Every family is different. The ideal way to integrate family therapy during a substance abuse treatment program will vary from one person to another. Regardless of how you approach the subject, family dynamics in substance abuse addiction is intensely powerful. This involves helping a loved one overcome substance use disorder by addressing your unhealthy and strained relationship.
Family Therapy during Substance Abuse Treatment
After a successful intervention, your loved one can either enter an outpatient or inpatient program for substance abuse treatment. With outpatient treatment, patients do not need to live separately from their loved ones; they can attend therapy in the rehab facility at scheduled dates while staying at home.
With inpatient treatment, patients must stay in the rehab facility and undergo intensive treatment that can go on for several months, depending on the patient’s condition. In both treatment options, family therapy is crucial. As Denver’s family therapy professionals explain, most substance abuse recovery programs encourage regular interaction with family and friends during treatment.
How Family Therapy Works
Any family involvement in addiction recovery programs must follow a schedule. This helps families take a few steps back and identify negative behaviors coming from both sides. For instance, some family members or friends have a misplaced sense of care that might trap them into a vicious cycle of codependency. When they’re able to examine their own behaviors, they can determine specific behaviors to address and break this cycle of negativity.

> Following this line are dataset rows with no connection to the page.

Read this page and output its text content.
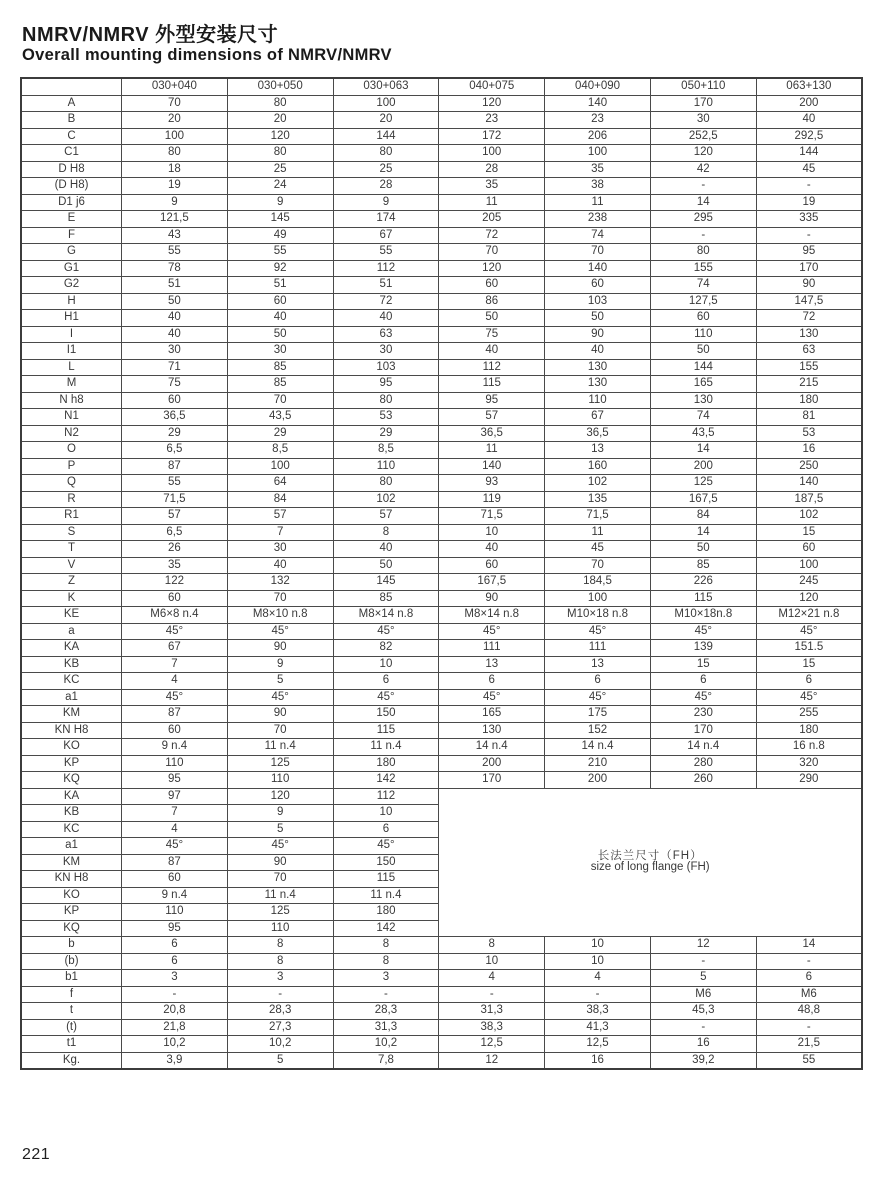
NMRV/NMRV 外型安装尺寸
Overall mounting dimensions of NMRV/NMRV
	030+040	030+050	030+063	040+075	040+090	050+110	063+130
A	70	80	100	120	140	170	200
B	20	20	20	23	23	30	40
C	100	120	144	172	206	252,5	292,5
C1	80	80	80	100	100	120	144
D H8	18	25	25	28	35	42	45
(D H8)	19	24	28	35	38	-	-
D1 j6	9	9	9	11	11	14	19
E	121,5	145	174	205	238	295	335
F	43	49	67	72	74	-	-
G	55	55	55	70	70	80	95
G1	78	92	112	120	140	155	170
G2	51	51	51	60	60	74	90
H	50	60	72	86	103	127,5	147,5
H1	40	40	40	50	50	60	72
I	40	50	63	75	90	110	130
I1	30	30	30	40	40	50	63
L	71	85	103	112	130	144	155
M	75	85	95	115	130	165	215
N h8	60	70	80	95	110	130	180
N1	36,5	43,5	53	57	67	74	81
N2	29	29	29	36,5	36,5	43,5	53
O	6,5	8,5	8,5	11	13	14	16
P	87	100	110	140	160	200	250
Q	55	64	80	93	102	125	140
R	71,5	84	102	119	135	167,5	187,5
R1	57	57	57	71,5	71,5	84	102
S	6,5	7	8	10	11	14	15
T	26	30	40	40	45	50	60
V	35	40	50	60	70	85	100
Z	122	132	145	167,5	184,5	226	245
K	60	70	85	90	100	115	120
KE	M6×8 n.4	M8×10 n.8	M8×14 n.8	M8×14 n.8	M10×18 n.8	M10×18n.8	M12×21 n.8
a	45°	45°	45°	45°	45°	45°	45°
KA	67	90	82	111	111	139	151.5
KB	7	9	10	13	13	15	15
KC	4	5	6	6	6	6	6
a1	45°	45°	45°	45°	45°	45°	45°
KM	87	90	150	165	175	230	255
KN H8	60	70	115	130	152	170	180
KO	9 n.4	11 n.4	11 n.4	14 n.4	14 n.4	14 n.4	16 n.8
KP	110	125	180	200	210	280	320
KQ	95	110	142	170	200	260	290
KA	97	120	112	长法兰尺寸（FH）
size of long flange (FH)			

KB	7	9	10				
KC	4	5	6				
a1	45°	45°	45°				
KM	87	90	150				
KN H8	60	70	115				
KO	9 n.4	11 n.4	11 n.4				
KP	110	125	180				
KQ	95	110	142				
b	6	8	8	8	10	12	14
(b)	6	8	8	10	10	-	-
b1	3	3	3	4	4	5	6
f	-	-	-	-	-	M6	M6
t	20,8	28,3	28,3	31,3	38,3	45,3	48,8
(t)	21,8	27,3	31,3	38,3	41,3	-	-
t1	10,2	10,2	10,2	12,5	12,5	16	21,5
Kg.	3,9	5	7,8	12	16	39,2	55
221
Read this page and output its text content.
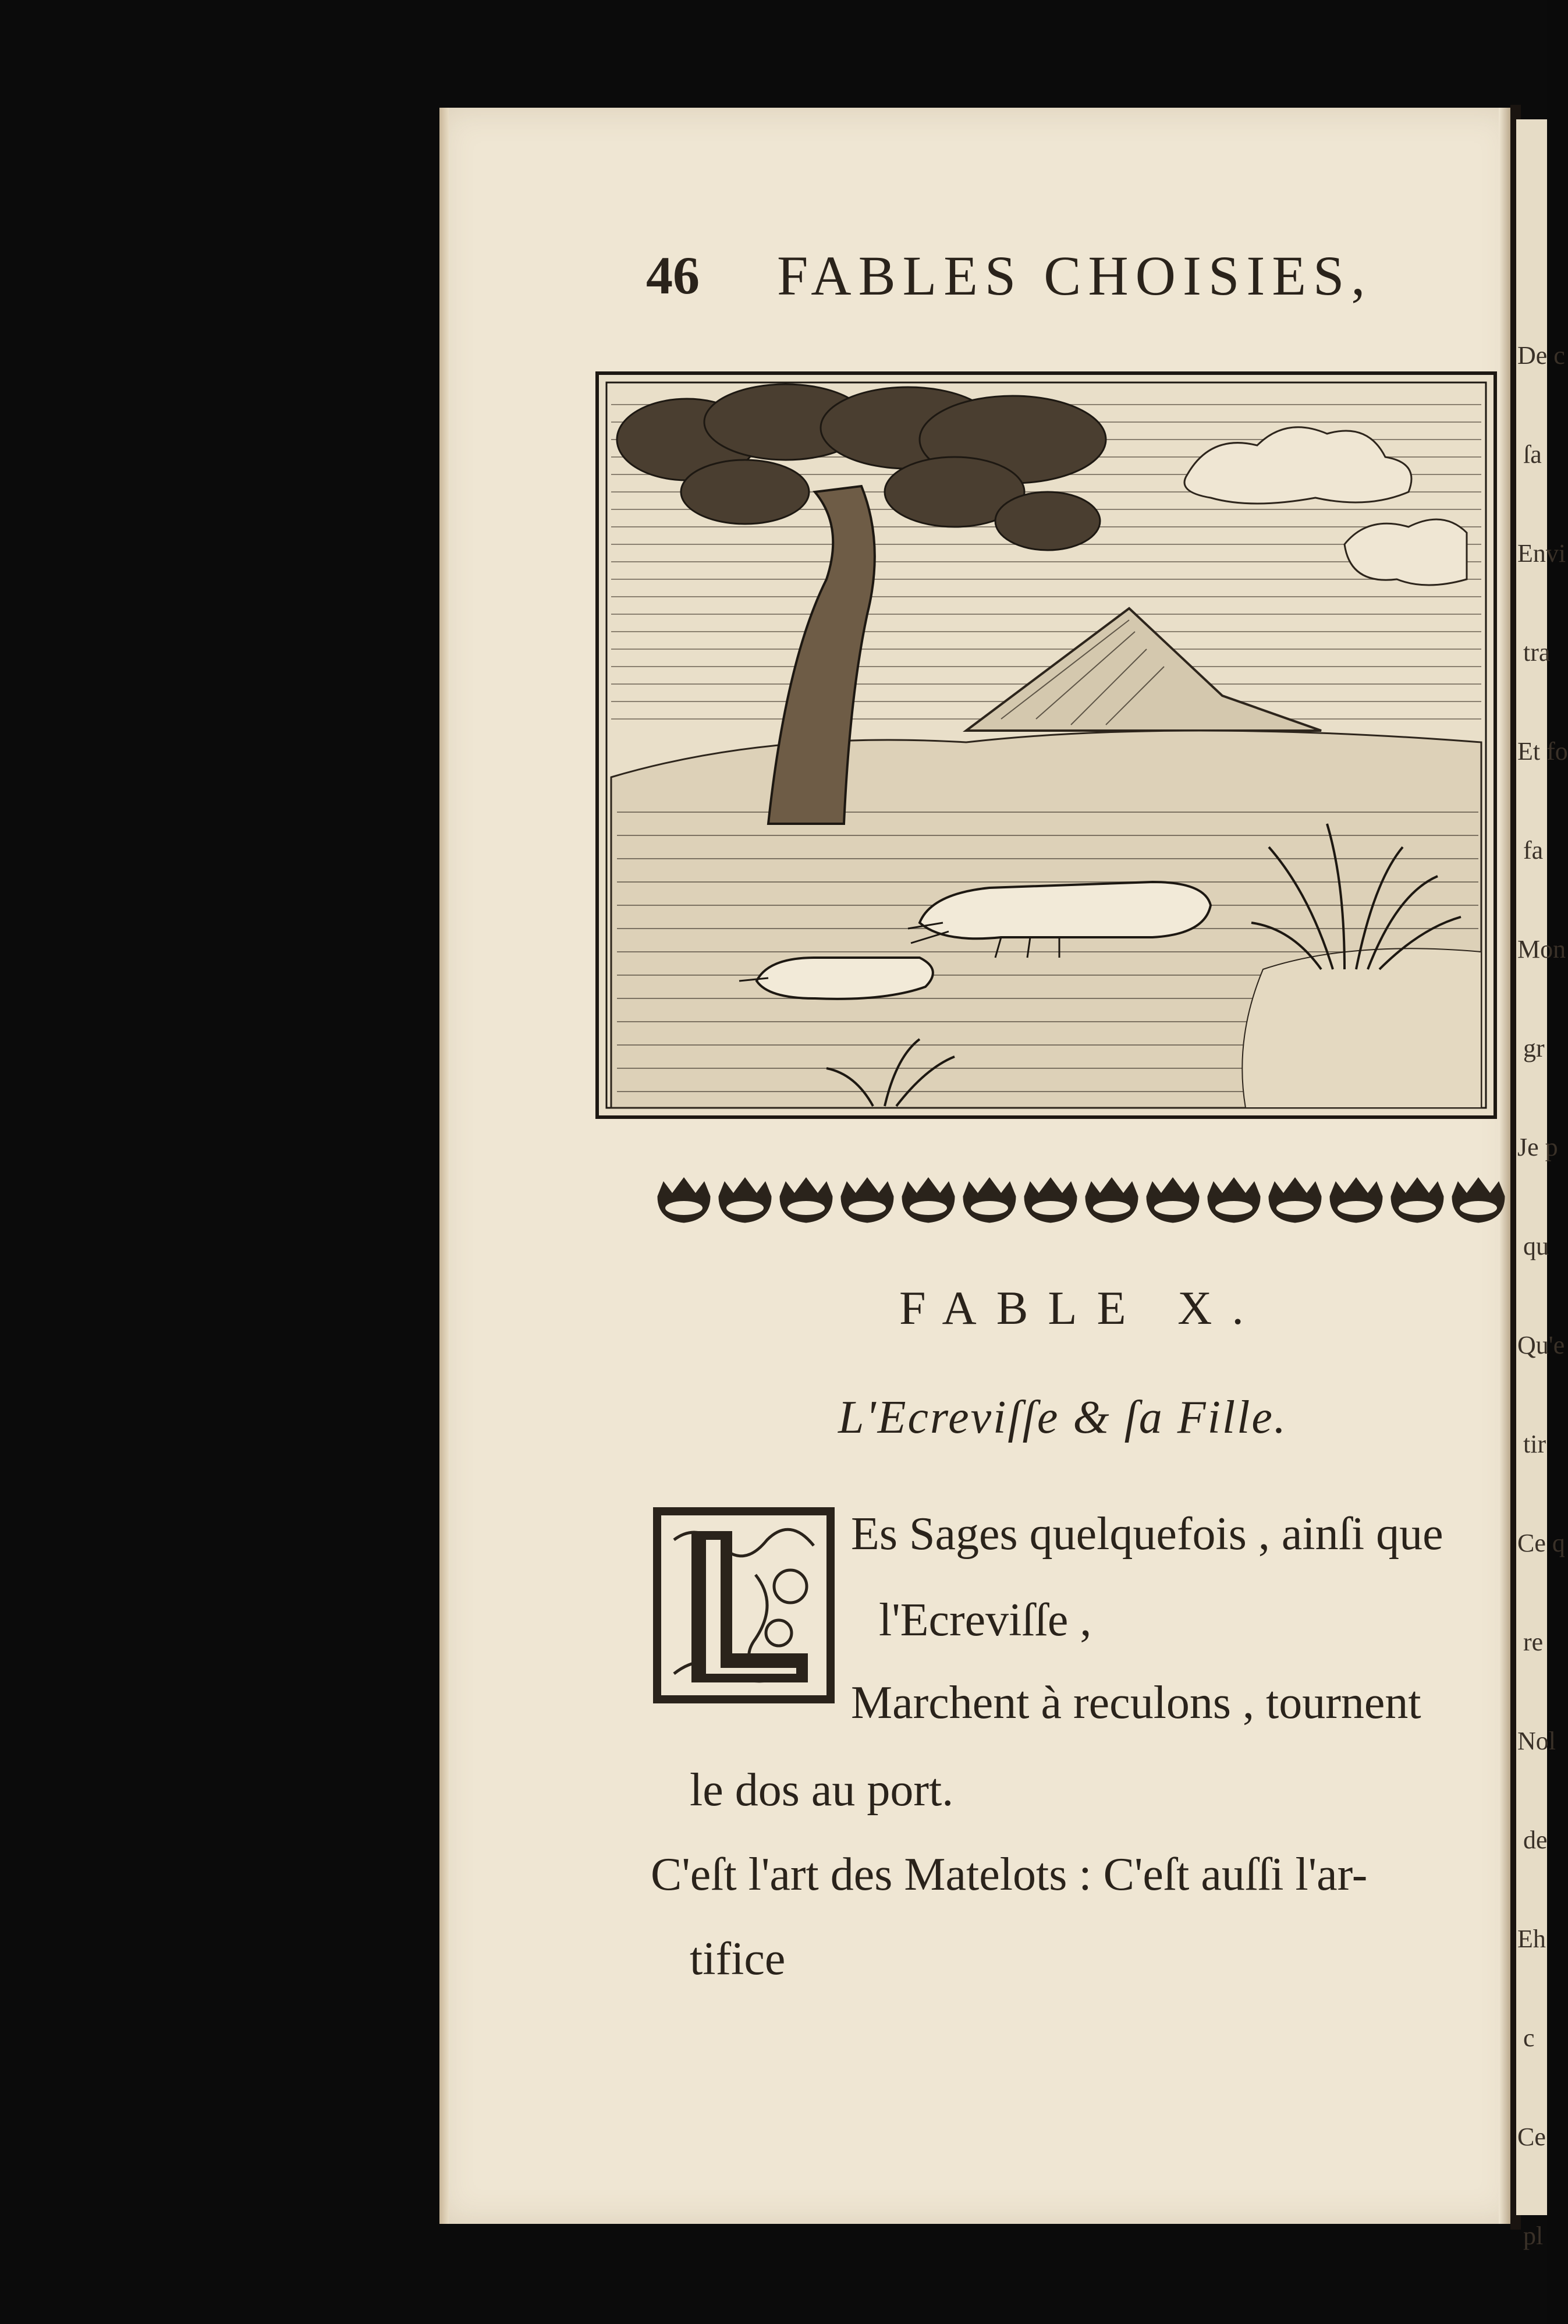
De c
ſa
Envi
tra
Et fo
fa
Mon
gr
Je p
qu
Qu'e
tir
Ce q
re
Nol
de
Eh
c
Ce
pl
46 FABLES CHOISIES,
FABLE X.
L'Ecreviſſe & ſa Fille.
Es Sages quelquefois , ainſi que
l'Ecreviſſe ,
Marchent à reculons , tournent
le dos au port.
C'eſt l'art des Matelots : C'eſt auſſi l'ar-
tifice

The therapist or counselor will determine the level of family involvement during the treatment, as the patient communicates with them regularly. It is important for family members and close friends to stick to the plan. No matter what the setting, family therapy during addiction treatment is critical to the successful recovery of the patient. Some rehab facilities even provide families with educational programs and one-on-one counseling sessions to lead patients to a substance-free lifestyle.